Le Sénat congolais a donné son feu vert, ce mardi 7 juillet 2026, au projet de loi de finances rectificative pour l'année en cours. Présenté par le vice-Premier ministre Adolphe Muzito, chargé du Budget, ce texte marque une révision à la baisse du budget global de l'État. Pourtant, le gouvernement maintient ses priorités sur les dépenses de défense et de sécurité, selon RFI.
Ce qu'il faut retenir
- Le Sénat a déclaré recevable le projet de budget rectificatif pour 2026 ce mardi 7 juillet.
- Le texte prévoit une réduction globale du budget de l'État, sans que son montant exact n'ait été précisé dans les premières informations.
- Les crédits alloués à la défense et à la sécurité restent une priorité malgré la baisse des dépenses.
- Le projet a été porté par Adolphe Muzito, vice-Premier ministre et ministre du Budget.
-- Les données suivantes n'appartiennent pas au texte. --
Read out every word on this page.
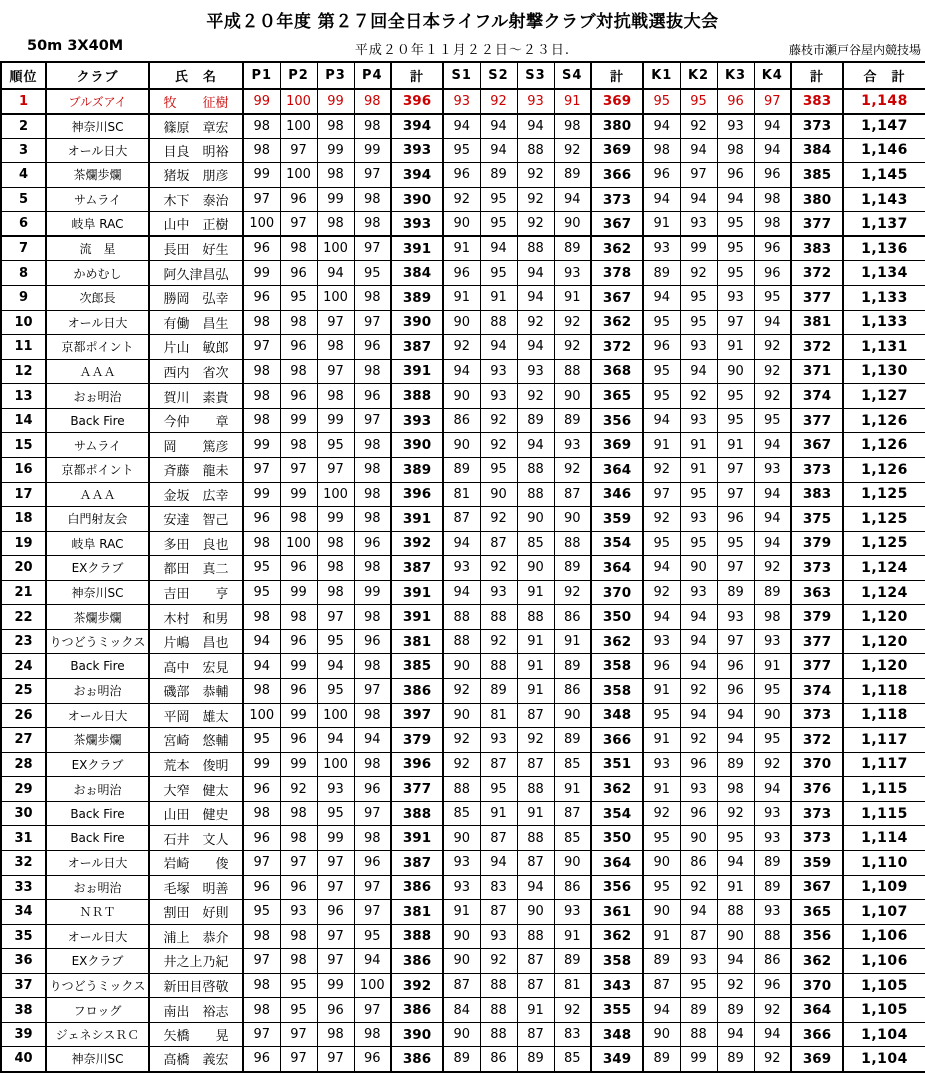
平成２０年度 第２７回全日本ライフル射撃クラブ対抗戦選抜大会
50m 3X40M	平成２０年１１月２２日～２３日.	藤枝市瀬戸谷屋内競技場
順位	クラブ	氏　名	P1	P2	P3	P4	計	S1	S2	S3	S4	計	K1	K2	K3	K4	計	合　計
1	ブルズアイ	牧　　征樹	99	100	99	98	396	93	92	93	91	369	95	95	96	97	383	1,148
2	神奈川SC	篠原　章宏	98	100	98	98	394	94	94	94	98	380	94	92	93	94	373	1,147
3	オール日大	目良　明裕	98	97	99	99	393	95	94	88	92	369	98	94	98	94	384	1,146
4	茶爛歩爛	猪坂　朋彦	99	100	98	97	394	96	89	92	89	366	96	97	96	96	385	1,145
5	サムライ	木下　泰治	97	96	99	98	390	92	95	92	94	373	94	94	94	98	380	1,143
6	岐阜 RAC	山中　正樹	100	97	98	98	393	90	95	92	90	367	91	93	95	98	377	1,137
7	流　星	長田　好生	96	98	100	97	391	91	94	88	89	362	93	99	95	96	383	1,136
8	かめむし	阿久津昌弘	99	96	94	95	384	96	95	94	93	378	89	92	95	96	372	1,134
9	次郎長	勝岡　弘幸	96	95	100	98	389	91	91	94	91	367	94	95	93	95	377	1,133
10	オール日大	有働　昌生	98	98	97	97	390	90	88	92	92	362	95	95	97	94	381	1,133
11	京都ポイント	片山　敏郎	97	96	98	96	387	92	94	94	92	372	96	93	91	92	372	1,131
12	ＡＡＡ	西内　省次	98	98	97	98	391	94	93	93	88	368	95	94	90	92	371	1,130
13	おぉ明治	賀川　素貴	98	96	98	96	388	90	93	92	90	365	95	92	95	92	374	1,127
14	Back Fire	今仲　　章	98	99	99	97	393	86	92	89	89	356	94	93	95	95	377	1,126
15	サムライ	岡　　篤彦	99	98	95	98	390	90	92	94	93	369	91	91	91	94	367	1,126
16	京都ポイント	斉藤　龍未	97	97	97	98	389	89	95	88	92	364	92	91	97	93	373	1,126
17	ＡＡＡ	金坂　広幸	99	99	100	98	396	81	90	88	87	346	97	95	97	94	383	1,125
18	白門射友会	安達　智己	96	98	99	98	391	87	92	90	90	359	92	93	96	94	375	1,125
19	岐阜 RAC	多田　良也	98	100	98	96	392	94	87	85	88	354	95	95	95	94	379	1,125
20	EXクラブ	都田　真二	95	96	98	98	387	93	92	90	89	364	94	90	97	92	373	1,124
21	神奈川SC	吉田　　亨	95	99	98	99	391	94	93	91	92	370	92	93	89	89	363	1,124
22	茶爛歩爛	木村　和男	98	98	97	98	391	88	88	88	86	350	94	94	93	98	379	1,120
23	りつどうミックス	片嶋　昌也	94	96	95	96	381	88	92	91	91	362	93	94	97	93	377	1,120
24	Back Fire	高中　宏見	94	99	94	98	385	90	88	91	89	358	96	94	96	91	377	1,120
25	おぉ明治	磯部　恭輔	98	96	95	97	386	92	89	91	86	358	91	92	96	95	374	1,118
26	オール日大	平岡　雄太	100	99	100	98	397	90	81	87	90	348	95	94	94	90	373	1,118
27	茶爛歩爛	宮崎　悠輔	95	96	94	94	379	92	93	92	89	366	91	92	94	95	372	1,117
28	EXクラブ	荒本　俊明	99	99	100	98	396	92	87	87	85	351	93	96	89	92	370	1,117
29	おぉ明治	大窄　健太	96	92	93	96	377	88	95	88	91	362	91	93	98	94	376	1,115
30	Back Fire	山田　健史	98	98	95	97	388	85	91	91	87	354	92	96	92	93	373	1,115
31	Back Fire	石井　文人	96	98	99	98	391	90	87	88	85	350	95	90	95	93	373	1,114
32	オール日大	岩崎　　俊	97	97	97	96	387	93	94	87	90	364	90	86	94	89	359	1,110
33	おぉ明治	毛塚　明善	96	96	97	97	386	93	83	94	86	356	95	92	91	89	367	1,109
34	ＮＲＴ	割田　好則	95	93	96	97	381	91	87	90	93	361	90	94	88	93	365	1,107
35	オール日大	浦上　恭介	98	98	97	95	388	90	93	88	91	362	91	87	90	88	356	1,106
36	EXクラブ	井之上乃紀	97	98	97	94	386	90	92	87	89	358	89	93	94	86	362	1,106
37	りつどうミックス	新田目啓敬	98	95	99	100	392	87	88	87	81	343	87	95	92	96	370	1,105
38	フロッグ	南出　裕志	98	95	96	97	386	84	88	91	92	355	94	89	89	92	364	1,105
39	ジェネシスＲＣ	矢橋　　晃	97	97	98	98	390	90	88	87	83	348	90	88	94	94	366	1,104
40	神奈川SC	高橋　義宏	96	97	97	96	386	89	86	89	85	349	89	99	89	92	369	1,104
Une validation sous conditions de rigueur budgétaire
Le processus législatif a abouti à la validation du budget rectificatif par la chambre haute du Parlement congolais. Si le texte n'a pas encore été rendu public dans son intégralité, la presse locale et internationale s'accorde sur un point : l'exécutif mise sur une gestion plus serrée des finances publiques. « Le gouvernement a choisi de réduire certaines dépenses pour recentrer les efforts sur des secteurs stratégiques », a indiqué un sénateur ayant participé aux débats, cité par RFI.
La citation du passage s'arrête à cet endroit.